Memphis City Council members sent a plan Tuesday, Oct. 15, to settle the last barrier to direct day to day city control of the Beale Street entertainment district to a federal bankruptcy judge.
The council approved a resolution that would use $400,000 from a dormant city fund related to the abandoned Midtown interstate corridor and $100,000 in revenues it has collected from the Beale Street district to pay off a loan Beale Street developer John Elkington took out for improvements he made to Handy Park.
The Handy Park loan goes to federal bankruptcy court judge Jennie Latta for her approval. Latta had already scheduled a hearing Nov. 6 of all parties in the bankruptcy case involving Elkington’s company, Performa Entertainment.
Performa’s bankruptcy filing was part of a series of actions settling the legal dispute between the city and Performa. Still unresolved in Chancery Court is a lawsuit among both parties and Beale Street Development Corp., the nonprofit middle man between the city, which owns the district, and Performa, which subleased from the BSDC.
If Latta accepts the arrangement on the Handy Park debt, it could lead to direct city control of the district for an interim period as the city seeks to hire first an interim management firm as it solicits requests for proposals from management firms to run the district long term.
The council also delayed action Tuesday on a proposed new McDonald’s restaurant at the southeast corner of Highland Street and Southern Avenue. Neighbors oppose the loop drive-through that Century Management, the developers, say is essential. But the setback from the street involved with such a drive-through violates terms of the University District overlay.
Cindy Reaves, representing Century Management, told the council the developers are willing to compromise and put the building at an angle on the lot but still insist on keeping the drive-through. The alternate plan is being reviewed by McDonald’s corporate office.
Council members also held up Tuesday on approving the portion of the minutes from their Oct. 1 meeting that would set in motion $1.5 million in city funding for a renovation of Southbrook Mall in Whitehaven.
The council approved the measure contingent on the administration of Memphis Mayor A C Wharton Jr. researching the legality. The funding for the improvements would come from federal funding for streetscape improvements along Elvis Presley Boulevard between Brooks Road and Shelby Drive.
But the mall may be considered a private use for which such government funding cannot be used. If it is a private use and the federal funding is used, it would jeopardize not only the renovation project. It could lead to a withdrawal of funding for the larger streetscape project.
The administration didn’t have a legal opinion Tuesday on the matter and wanted another two weeks before the council made the funding final with the approval of the meeting minutes.
The council approved a $225 million general improvement refunding bond issue Tuesday as well as a companion $150 million issuance of commercial paper in general obligation bonds that is part of a process of moving short-term city debt over one to three years to longer term debt of approximately 20 years.
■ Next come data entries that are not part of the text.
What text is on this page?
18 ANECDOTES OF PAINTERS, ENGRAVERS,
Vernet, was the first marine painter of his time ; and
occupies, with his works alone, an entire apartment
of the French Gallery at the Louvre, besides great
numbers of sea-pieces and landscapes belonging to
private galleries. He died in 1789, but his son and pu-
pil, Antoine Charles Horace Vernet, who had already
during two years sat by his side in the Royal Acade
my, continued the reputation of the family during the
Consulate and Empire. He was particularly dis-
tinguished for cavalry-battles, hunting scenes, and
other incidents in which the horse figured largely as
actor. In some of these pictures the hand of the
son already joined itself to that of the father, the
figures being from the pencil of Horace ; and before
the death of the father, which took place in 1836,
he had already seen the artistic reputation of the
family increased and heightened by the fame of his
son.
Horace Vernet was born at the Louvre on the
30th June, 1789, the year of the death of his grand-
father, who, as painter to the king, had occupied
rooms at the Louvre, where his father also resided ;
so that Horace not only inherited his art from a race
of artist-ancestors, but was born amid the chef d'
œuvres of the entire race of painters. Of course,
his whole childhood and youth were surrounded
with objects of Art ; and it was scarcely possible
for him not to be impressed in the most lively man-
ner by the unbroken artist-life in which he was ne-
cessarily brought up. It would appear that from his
And the council approved a residential tax abatement program contingent on approval from the Tennessee Attorney General. The measure, sponsored by council member Lee Harris, targets “tax dead” or “tax limbo” properties in which property owners owe much more back taxes on the property than the property is worth. The Attorney General’s office in Nashville is being asked to issue a legal opinion on the program.
The council also approved a combined $255,000 in funding by Memphis Light Gas and Water Division for the Greater Memphis Chamber. The resolutions had been delayed two weeks ago in the committee headed by council member Janis Fullilove.
Both resolutions cleared the committee Tuesday although the committee session featured a blistering rebuke by Fullilove of MLGW president Jerry Collins over Smart Meters.
After the committee session, council chairman Edmund Ford announced he was forming an ad hoc council committee to examine the council’s rules of procedure. Ford said actions by council members prompted the reexamination of the rules including possible interference by an unnamed council member in a member of the administration performing his or her duties.
Collins is appointed by the mayor in his position as head of the utility.
The committee consists of council members Wanda Halbert, Bill Boyd and Myron Lowery. It is to make its report in November.